Bayern Munich were firmly in the driving seat for most of the match, dictating the pace and tempo of the game. Their dominance was crafted through the wing wizardry of Arjen Robben and Franck Ribery stretching and stinging down the flanks. Dutch winger Robben constantly hovered around the box often tricking his way past the Fiorentina full-backs and squaring passes or blasting shots at Sebastian Frey, who was kept busy by the former Chelsea man. The beginning of the dodgy catalogue of decisions was Bayern’s opener, when Mario Gomez slotted home only to see it disallowed and brought back for a penalty by referee Ovrebo. The decision was hasty and unnecessary – Gomez’s goal could have simply been allowed and Ovrebro’s judgement could have had a major impact on Bayern’s chances, but fortunately Robben put away the penalty comfortably, rendering all trivial. La Viola defender Per Kroldrup equalised through a scrappy but poignant away goal, slipping the ball into the near post after the break.
The dubious decisions continued as Mark van Bommel lunged into a challenge that warranted a yellow at the very least.
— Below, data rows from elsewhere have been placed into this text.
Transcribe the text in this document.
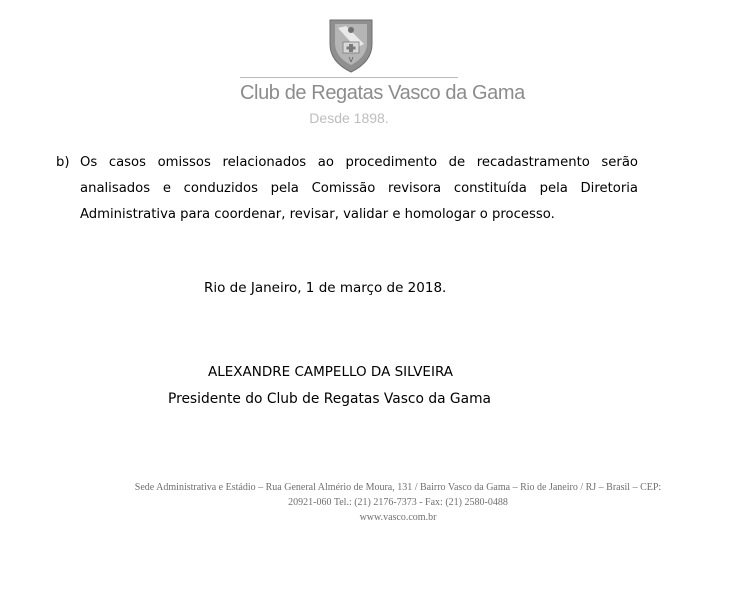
V
Club de Regatas Vasco da Gama
Desde 1898.
b) Os casos omissos relacionados ao procedimento de recadastramento serão analisados e conduzidos pela Comissão revisora constituída pela Diretoria Administrativa para coordenar, revisar, validar e homologar o processo.
Rio de Janeiro, 1 de março de 2018.
ALEXANDRE CAMPELLO DA SILVEIRA
Presidente do Club de Regatas Vasco da Gama
Sede Administrativa e Estádio – Rua General Almério de Moura, 131 / Bairro Vasco da Gama – Rio de Janeiro / RJ – Brasil – CEP:
20921-060 Tel.: (21) 2176-7373 - Fax: (21) 2580-0488
www.vasco.com.br
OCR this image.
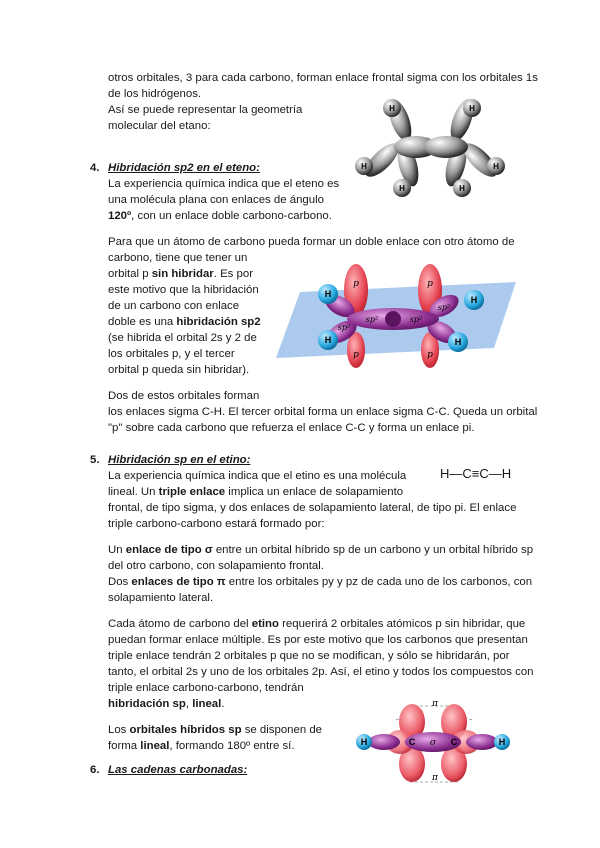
otros orbitales, 3 para cada carbono, forman enlace frontal sigma con los orbitales 1s
de los hidrógenos.
Así se puede representar la geometría
molecular del etano:
H	H
H
H	H
H
4. Hibridación sp2 en el eteno:
La experiencia química indica que el eteno es
una molécula plana con enlaces de ángulo
120º, con un enlace doble carbono-carbono.
Para que un átomo de carbono pueda formar un doble enlace con otro átomo de
carbono, tiene que tener un
orbital p sin hibridar. Es por
este motivo que la hibridación
de un carbono con enlace
doble es una hibridación sp2
(se hibrida el orbital 2s y 2 de
los orbitales p, y el tercer
orbital p queda sin hibridar).
Dos de estos orbitales forman
los enlaces sigma C-H. El tercer orbital forma un enlace sigma C-C. Queda un orbital
"p" sobre cada carbono que refuerza el enlace C-C y forma un enlace pi.
p	p
p	p
sp²
sp²	sp²
sp²
H
H
H
H
5. Hibridación sp en el etino:
H—C≡C—H
La experiencia química indica que el etino es una molécula
lineal. Un triple enlace implica un enlace de solapamiento
frontal, de tipo sigma, y dos enlaces de solapamiento lateral, de tipo pi. El enlace
triple carbono-carbono estará formado por:
Un enlace de tipo σ entre un orbital híbrido sp de un carbono y un orbital híbrido sp
del otro carbono, con solapamiento frontal.
Dos enlaces de tipo π entre los orbitales py y pz de cada uno de los carbonos, con
solapamiento lateral.
Cada átomo de carbono del etino requerirá 2 orbitales atómicos p sin hibridar, que
puedan formar enlace múltiple. Es por este motivo que los carbonos que presentan
triple enlace tendrán 2 orbitales p que no se modifican, y sólo se hibridarán, por
tanto, el orbital 2s y uno de los orbitales 2p. Así, el etino y todos los compuestos con
triple enlace carbono-carbono, tendrán
hibridación sp, lineal.
Los orbitales híbridos sp se disponen de
forma lineal, formando 180º entre sí.	H	H
C	C
σ
π
π
6. Las cadenas carbonadas:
Massimo Gobbi was shown a red card for a body-check that did not look the least bit like a sending-off – a straight red to reduce the visitors down to 10-men was ridiculous. Five minutes later, Miroslav Klose was merely booked for a challenge that had no place on a football field as he leapt into Felipe two-footed and should have seen red. The final goal was the height of bad refereeing – Louis van Gaal’s side had threatened, but cannot say they deserved the win as the goal should not have been allowed. Klose’s diving header a minute from normal time was clearly three yards offside and how the official did not see it remains a mystery. A draw would have been justified but the decision to allow a clear offside goal summed up a harsh and unjust night for the Italians – the most unconvincing performance however, belonged to the man in black. Fiorentina were left fuming and after 89 minutes of hard work and good play away from home can only fly back to Florence feeling hard done by.
The second leg promises to be an exciting encounter but UEFA must raise the standards of refereeing as two Scandinavian referees have come under scrutiny after one night in the Champions League. It will be a fierce night in Florence in three weeks time and hopefully, with the right referee, will also have a just outcome.